Namun, Kristiyanto menuturkan bahwa untuk saat ini, pemerintah Kabupaten Wonosobo belum siap dan akan ada pembahasan dalam rencana strategis mereka ke depan. Selama masa pandemi, kebijakan yang diatur oleh pemerintah pusat dipatuhi oleh pemerintah daerah, termasuk Wonosobo. Karenanya, saat hingar-bingar COVID-19 terdengar, Disnakertrans Wonosobo berusaha mensuplai masker dalam jumlah banyak ke calon PMI asal Wonosobo yang akan berangkat bekerja ke luar negeri. Hanya saja, negara-negara penempatan tidak menerima calon-calon PMI karena kebijakan mereka terkait dengan COVID-19. Sehingga, masker-masker tersebut mau tidak mau didonasikan kepada mereka yang membutuhkan di Wonosobo.

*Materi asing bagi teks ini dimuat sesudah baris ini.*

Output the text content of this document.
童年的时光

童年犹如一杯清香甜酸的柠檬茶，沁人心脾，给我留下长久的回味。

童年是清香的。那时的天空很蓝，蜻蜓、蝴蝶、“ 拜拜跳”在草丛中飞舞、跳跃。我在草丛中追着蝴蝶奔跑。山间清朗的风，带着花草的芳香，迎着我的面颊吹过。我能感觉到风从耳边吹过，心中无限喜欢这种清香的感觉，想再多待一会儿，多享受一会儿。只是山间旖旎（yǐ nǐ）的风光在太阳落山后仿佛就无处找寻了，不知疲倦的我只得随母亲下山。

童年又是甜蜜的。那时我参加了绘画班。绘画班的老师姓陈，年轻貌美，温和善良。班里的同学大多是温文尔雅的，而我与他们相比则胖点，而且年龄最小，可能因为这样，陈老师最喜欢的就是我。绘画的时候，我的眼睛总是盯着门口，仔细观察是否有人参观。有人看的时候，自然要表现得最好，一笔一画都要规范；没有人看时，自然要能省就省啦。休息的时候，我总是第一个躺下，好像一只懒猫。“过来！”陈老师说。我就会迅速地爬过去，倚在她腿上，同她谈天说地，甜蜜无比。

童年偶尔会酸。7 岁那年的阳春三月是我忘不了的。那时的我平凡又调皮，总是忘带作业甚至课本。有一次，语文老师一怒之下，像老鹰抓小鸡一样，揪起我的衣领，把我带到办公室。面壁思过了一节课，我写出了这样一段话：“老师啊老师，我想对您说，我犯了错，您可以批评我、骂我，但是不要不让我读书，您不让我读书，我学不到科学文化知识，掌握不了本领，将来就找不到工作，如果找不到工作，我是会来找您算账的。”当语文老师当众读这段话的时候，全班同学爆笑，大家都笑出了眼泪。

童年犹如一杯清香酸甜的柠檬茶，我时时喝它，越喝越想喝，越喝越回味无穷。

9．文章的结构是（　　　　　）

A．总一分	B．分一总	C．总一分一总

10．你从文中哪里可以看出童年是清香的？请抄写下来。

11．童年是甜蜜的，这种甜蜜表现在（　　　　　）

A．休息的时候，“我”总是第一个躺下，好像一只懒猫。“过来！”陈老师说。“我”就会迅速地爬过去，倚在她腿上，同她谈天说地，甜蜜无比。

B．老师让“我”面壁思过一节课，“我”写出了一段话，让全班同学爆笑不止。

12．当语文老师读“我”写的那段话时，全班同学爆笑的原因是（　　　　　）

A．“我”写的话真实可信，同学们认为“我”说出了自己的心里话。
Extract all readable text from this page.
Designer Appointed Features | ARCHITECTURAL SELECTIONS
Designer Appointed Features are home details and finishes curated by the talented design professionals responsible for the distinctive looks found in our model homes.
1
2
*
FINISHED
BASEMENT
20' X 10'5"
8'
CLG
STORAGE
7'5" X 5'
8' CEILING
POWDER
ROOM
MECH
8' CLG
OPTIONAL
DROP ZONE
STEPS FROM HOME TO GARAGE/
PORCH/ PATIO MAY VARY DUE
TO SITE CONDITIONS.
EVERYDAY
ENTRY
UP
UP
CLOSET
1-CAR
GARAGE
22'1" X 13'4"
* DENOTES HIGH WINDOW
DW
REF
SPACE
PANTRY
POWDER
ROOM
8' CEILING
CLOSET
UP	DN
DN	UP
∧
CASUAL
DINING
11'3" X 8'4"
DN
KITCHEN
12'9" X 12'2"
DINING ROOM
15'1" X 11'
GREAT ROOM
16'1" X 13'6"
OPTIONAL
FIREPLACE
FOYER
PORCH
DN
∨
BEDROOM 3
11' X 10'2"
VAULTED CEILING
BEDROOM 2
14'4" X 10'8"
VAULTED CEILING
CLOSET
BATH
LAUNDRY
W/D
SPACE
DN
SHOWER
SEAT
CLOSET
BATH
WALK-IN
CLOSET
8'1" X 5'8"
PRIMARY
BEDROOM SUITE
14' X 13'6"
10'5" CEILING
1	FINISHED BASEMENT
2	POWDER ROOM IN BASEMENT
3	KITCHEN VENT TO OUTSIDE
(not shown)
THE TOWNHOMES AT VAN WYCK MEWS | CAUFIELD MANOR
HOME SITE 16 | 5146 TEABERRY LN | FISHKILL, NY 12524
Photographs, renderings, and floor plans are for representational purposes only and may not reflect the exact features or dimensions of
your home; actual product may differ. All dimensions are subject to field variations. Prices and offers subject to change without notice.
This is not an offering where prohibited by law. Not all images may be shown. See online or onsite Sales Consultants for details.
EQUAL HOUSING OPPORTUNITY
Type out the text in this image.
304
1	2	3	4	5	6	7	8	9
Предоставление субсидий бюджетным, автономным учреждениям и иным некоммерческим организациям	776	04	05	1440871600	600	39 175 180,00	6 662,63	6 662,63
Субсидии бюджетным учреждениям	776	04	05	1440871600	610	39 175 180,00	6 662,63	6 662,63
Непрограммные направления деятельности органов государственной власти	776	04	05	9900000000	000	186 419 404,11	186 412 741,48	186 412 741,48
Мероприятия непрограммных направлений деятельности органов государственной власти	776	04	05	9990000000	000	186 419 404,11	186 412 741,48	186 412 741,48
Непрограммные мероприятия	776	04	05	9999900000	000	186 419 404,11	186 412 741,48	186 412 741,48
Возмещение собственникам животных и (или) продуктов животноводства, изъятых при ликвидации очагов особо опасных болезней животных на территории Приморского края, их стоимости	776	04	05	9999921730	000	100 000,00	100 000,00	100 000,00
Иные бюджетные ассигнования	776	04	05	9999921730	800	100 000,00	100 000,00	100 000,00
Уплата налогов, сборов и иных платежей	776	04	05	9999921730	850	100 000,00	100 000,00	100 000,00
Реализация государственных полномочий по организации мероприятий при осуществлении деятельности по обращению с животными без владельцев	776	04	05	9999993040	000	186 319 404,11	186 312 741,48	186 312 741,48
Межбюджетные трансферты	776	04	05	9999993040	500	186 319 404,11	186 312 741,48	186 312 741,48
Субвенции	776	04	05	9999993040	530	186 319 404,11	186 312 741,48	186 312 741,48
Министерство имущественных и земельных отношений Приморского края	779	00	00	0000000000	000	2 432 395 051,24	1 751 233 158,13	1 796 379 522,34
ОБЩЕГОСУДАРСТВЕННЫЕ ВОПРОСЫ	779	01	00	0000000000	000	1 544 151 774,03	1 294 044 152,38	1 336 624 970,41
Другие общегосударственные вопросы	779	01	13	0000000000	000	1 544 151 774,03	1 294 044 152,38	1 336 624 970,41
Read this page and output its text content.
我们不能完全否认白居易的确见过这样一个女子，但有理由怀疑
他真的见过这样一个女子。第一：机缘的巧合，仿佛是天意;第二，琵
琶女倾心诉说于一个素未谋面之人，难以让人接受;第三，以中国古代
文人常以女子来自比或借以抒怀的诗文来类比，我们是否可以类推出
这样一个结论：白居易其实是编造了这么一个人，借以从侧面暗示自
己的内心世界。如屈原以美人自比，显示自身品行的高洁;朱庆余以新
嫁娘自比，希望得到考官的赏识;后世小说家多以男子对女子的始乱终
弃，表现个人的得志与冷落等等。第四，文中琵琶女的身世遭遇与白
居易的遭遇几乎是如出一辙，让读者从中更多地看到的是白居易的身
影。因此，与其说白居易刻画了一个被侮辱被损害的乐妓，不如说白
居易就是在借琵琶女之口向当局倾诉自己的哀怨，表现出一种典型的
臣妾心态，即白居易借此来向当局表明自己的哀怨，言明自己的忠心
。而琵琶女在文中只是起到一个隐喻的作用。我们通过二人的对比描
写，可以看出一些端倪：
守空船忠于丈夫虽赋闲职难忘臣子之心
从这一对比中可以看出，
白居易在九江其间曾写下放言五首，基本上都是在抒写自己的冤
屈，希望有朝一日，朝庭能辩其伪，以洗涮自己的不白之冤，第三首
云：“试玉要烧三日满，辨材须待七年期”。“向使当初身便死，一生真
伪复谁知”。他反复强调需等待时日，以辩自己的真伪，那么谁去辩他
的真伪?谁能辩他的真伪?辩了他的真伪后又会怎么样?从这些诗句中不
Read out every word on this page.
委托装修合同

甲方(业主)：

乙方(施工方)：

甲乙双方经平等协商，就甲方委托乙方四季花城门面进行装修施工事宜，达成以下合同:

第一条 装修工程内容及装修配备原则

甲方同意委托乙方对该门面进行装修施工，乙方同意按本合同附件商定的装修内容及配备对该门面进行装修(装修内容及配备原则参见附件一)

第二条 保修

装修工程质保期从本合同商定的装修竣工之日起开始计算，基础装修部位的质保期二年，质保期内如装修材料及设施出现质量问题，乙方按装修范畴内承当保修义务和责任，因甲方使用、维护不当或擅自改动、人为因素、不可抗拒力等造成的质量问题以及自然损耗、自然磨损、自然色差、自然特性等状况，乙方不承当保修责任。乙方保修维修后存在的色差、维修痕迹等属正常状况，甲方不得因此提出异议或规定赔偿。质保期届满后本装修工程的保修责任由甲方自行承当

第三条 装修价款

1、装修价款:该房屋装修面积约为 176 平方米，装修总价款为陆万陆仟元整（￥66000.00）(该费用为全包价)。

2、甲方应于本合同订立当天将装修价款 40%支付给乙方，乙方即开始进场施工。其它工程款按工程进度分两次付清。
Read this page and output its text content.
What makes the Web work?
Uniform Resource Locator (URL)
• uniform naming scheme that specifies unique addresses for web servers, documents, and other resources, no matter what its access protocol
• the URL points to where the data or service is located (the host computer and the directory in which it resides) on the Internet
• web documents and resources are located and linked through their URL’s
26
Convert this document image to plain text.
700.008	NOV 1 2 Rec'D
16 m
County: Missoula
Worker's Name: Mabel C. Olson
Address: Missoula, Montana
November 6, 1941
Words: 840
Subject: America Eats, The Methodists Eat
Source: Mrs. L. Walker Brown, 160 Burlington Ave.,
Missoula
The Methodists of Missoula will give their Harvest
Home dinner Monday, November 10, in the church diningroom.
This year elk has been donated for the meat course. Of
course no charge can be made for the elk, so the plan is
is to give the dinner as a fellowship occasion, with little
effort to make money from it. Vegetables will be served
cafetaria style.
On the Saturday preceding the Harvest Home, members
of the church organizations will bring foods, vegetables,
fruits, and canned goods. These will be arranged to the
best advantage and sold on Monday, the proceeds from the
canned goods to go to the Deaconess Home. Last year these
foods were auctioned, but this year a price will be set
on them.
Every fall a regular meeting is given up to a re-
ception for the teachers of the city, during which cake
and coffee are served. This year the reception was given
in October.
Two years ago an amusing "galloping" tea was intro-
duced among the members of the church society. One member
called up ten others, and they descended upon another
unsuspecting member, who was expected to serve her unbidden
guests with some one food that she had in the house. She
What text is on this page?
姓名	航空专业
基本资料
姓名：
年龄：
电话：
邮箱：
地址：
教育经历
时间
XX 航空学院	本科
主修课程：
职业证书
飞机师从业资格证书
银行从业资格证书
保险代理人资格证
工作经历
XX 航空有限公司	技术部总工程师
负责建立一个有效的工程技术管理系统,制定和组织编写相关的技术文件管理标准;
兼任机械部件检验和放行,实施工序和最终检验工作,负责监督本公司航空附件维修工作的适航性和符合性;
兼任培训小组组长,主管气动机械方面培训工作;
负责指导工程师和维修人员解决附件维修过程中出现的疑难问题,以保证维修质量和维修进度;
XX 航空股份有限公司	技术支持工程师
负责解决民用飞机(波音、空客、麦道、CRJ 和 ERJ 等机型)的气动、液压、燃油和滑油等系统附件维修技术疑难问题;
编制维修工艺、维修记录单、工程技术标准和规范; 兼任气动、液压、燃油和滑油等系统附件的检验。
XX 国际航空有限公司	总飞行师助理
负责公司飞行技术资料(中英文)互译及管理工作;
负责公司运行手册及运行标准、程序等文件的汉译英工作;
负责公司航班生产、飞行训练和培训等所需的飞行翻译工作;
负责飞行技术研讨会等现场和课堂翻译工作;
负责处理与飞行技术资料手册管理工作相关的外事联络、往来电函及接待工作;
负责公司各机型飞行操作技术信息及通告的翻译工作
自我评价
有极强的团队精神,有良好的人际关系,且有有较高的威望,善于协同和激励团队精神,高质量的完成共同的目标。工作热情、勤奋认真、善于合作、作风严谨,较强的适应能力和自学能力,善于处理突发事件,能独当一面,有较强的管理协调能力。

Masalah yang dihadapi oleh PMI tidak serta merta terselesaikan dengan kepulangan PMI ke tanah air. Salsa meyakini bahwa kompensasi yang adil dapat dimungkinkan dengan litigasi lintas negara, sehingga PMI yang sudah kembali ke Indonesia masih dapat menuntut haknya.  Salsa memaparkan bahwa COVID-19 membuat PMI menjadi rentan eksploitasi dan kekerasan, dan ketika seorang PMI mengalami eksploitasi dan kekerasan, itu akan berdampak ke keluarga dan komunitasnya, maka dari itu akses keadilan PMI harus semakin diperjuangkan di masa pandemi. Salsa juga berbagi pandangan tentang tantangan yang dihadapi saat mendampingi dan menyelesaikan kasus PMI, terutama selama pandemi, yakni cepatnya perubahan regulasi di Indonesia, jumlah pertanyaan dan konsultasi yang meningkat tajam, serta tantangan dalam pengumpulan bukti dan kehadiran di persidangan. Solusi dari tantangan yang dihadapi selama COVID-19 merupakan penguatan jejaring dan alur koordinasi antar-organisasi garda depan dan pemangku kepentingan terkait. 

Diskusi publik ini ditutup dengan sesi tanya jawab yang dinamis. Peserta amat antusias untuk bertanya, dan para pembicara juga tak sungkan mendorong mereka untuk bertanya di lain kesempatan.